Discomfort
For me, it is the feeling for anything that I do not like. Put simply, it can have something to do with relationships, a friend did not invite me for a party, or a colleague said something unpleasant at workplace. It can be physical, maybe a plain old headache that comes back on a busy day. It can be a state of mind; boredom or feverishness. Can be yearnings, regrets or worries. Looking closely I may find that even something that I like, is usually mixed with a pinch of this. Maybe one great achievement has a drop of the fear of sustainability mixed with it. Whatever, we all know about this; the lack of perfection in life. An unpleasant feeling, some little feeling of unrest that mars even the greatest of experiences. For want of a better word, let me call it pain or discomfort.Simple and everyday as it is, it can be completely overpowering at times.

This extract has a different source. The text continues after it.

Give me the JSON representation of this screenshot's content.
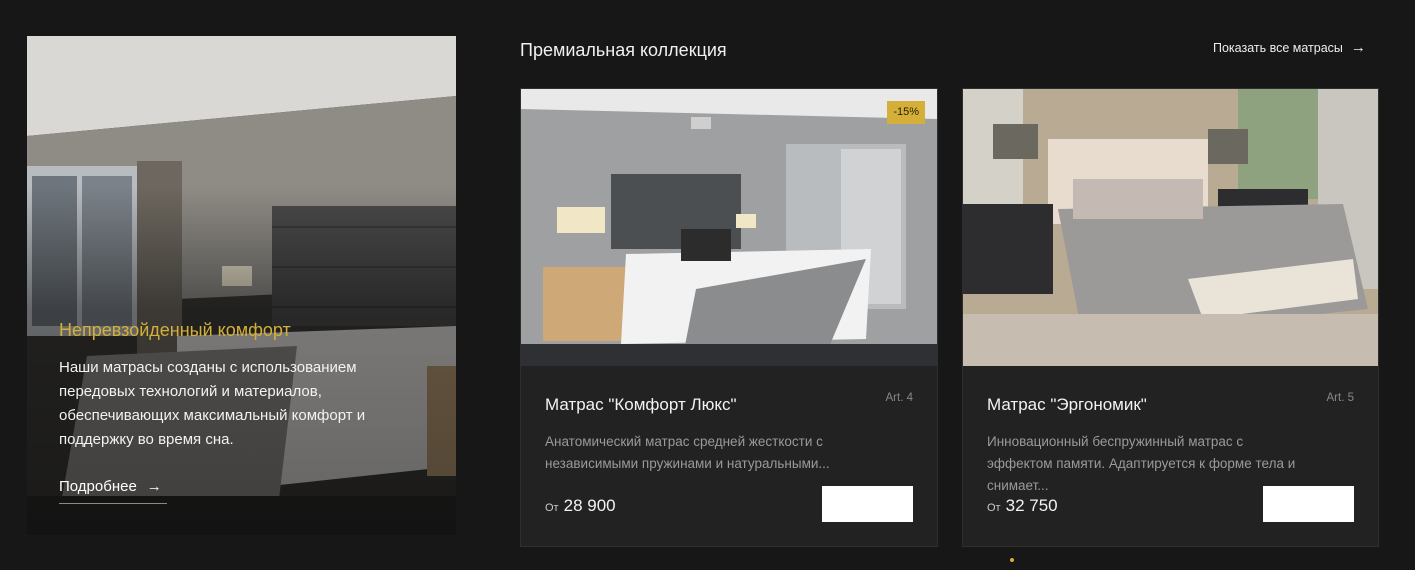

Any pain has a purpose. In most cases that I have seen in my life, this purpose is a slight awareness about something that I am not taking full responsibility of. Maybe a pointer to an age old pattern in me that is not doing me any good.
The purpose of the discomfort is to identify the purpose. Once that is done, the whole thing disintegrates and disappears.
In spite of being aware of this, I waste so much time groping around and not facing the truth. I use all gymnastics that my mind is capable of, defense mechanisms to convince myself that it wasn’t my fault, not me but something else is responsible. There are situations where, when we look at the “perceived issue”, it is very easy to believe that really, I am not responsible for the pain I am going through. Once I am able to see the “real issue”, I can identify the cause of the drama. It becomes clear that there is no truth in the statement that I am going through something unpleasant and yet I am not responsible for it. It is incredible how I can fool myself in spite of knowing that that is what I am doing.
It is only after some hours or sometimes even days of wasted tears and energy that by sheer grace, something happens to me. I look at the truth, face to face. And I tell myself, “Okay, (the powers that be) I have understood. I take responsibility of this right now. Now, please help me in the present situation. It is causing me a lot of pain.”
Just this, a teeny weenie shift, a drop of courage – that is all that it takes and so lovingly, so gently the problem is resolved in my life. The compassion, the care that I feel at that moment is overwhelming. I know no other route to this exquisite feeling, except the one that starts with a feeling of pain.